Applications
Sequence labeling powers critical production systems across industries. Search engines use NER to identify entities in queries ("flights to Paris" → LOC:Paris) for structured search. Healthcare extracts drug names, dosages, symptoms, and conditions from clinical notes for electronic health records. Finance identifies company names, monetary amounts, and dates in SEC filings and earnings calls. Legal extracts parties, dates, clauses, and obligations from contracts. Customer support identifies product names, issue types, and account numbers from tickets.
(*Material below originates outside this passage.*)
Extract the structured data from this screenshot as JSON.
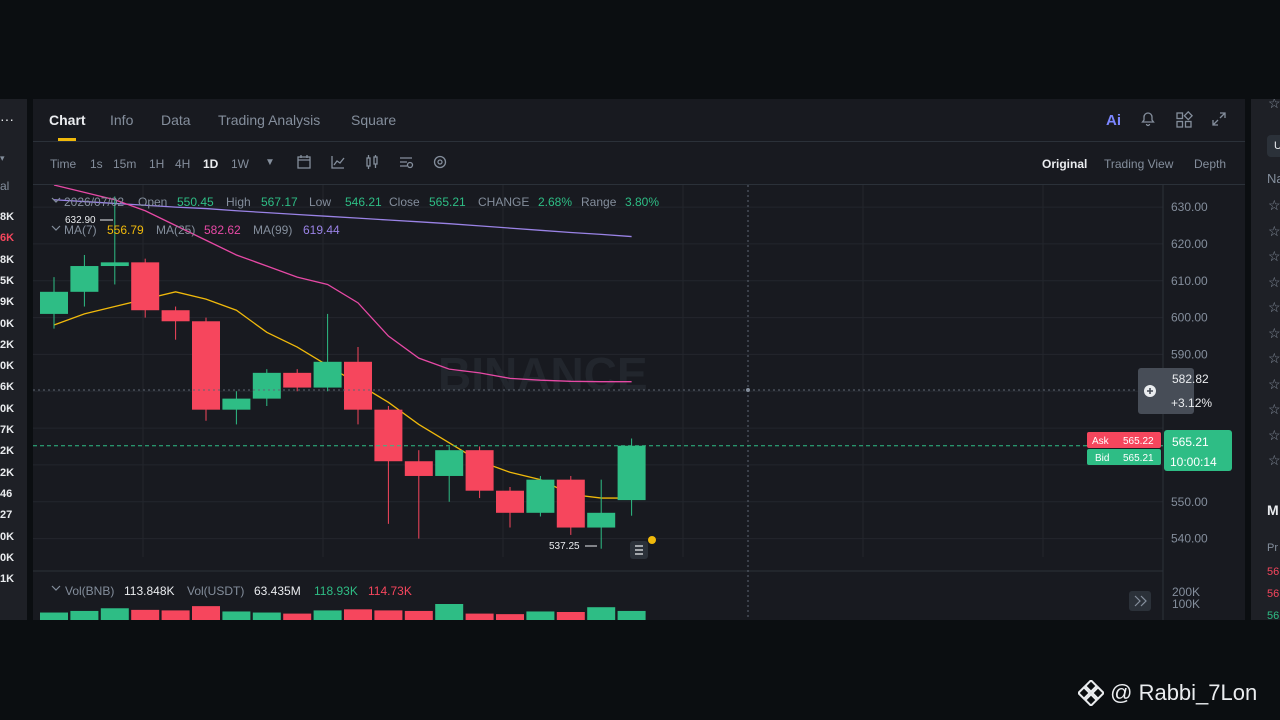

The challenge in production is domain adaptation: a model trained on news text (CoNLL-2003) performs poorly on medical text because the entity types and vocabulary are completely different. Domain-specific training data and pre-trained models are essential for production NER.
Production NER
Search:
"flights to Paris" → LOC: Paris
"Tim Cook Apple news" → PER + ORG
Healthcare:
"Patient takes 500mg Metformin daily"
→ DRUG: Metformin, DOSE: 500mg
Finance:
"Apple reported $94.8B revenue in Q1"
→ ORG: Apple, MONEY: $94.8B, DATE: Q1
Legal:
"Party A shall deliver by March 15"
→ PARTY: Party A, DATE: March 15
Domain gap:
News NER model on medical text: ~60% F1
Domain-adapted model: ~85% F1
Domain data is essential
Key insight: In production, the entity types you need are rarely the standard ones (PER, ORG, LOC). Real applications need custom entities (drug names, product SKUs, legal clauses), which means custom training data and domain-specific models.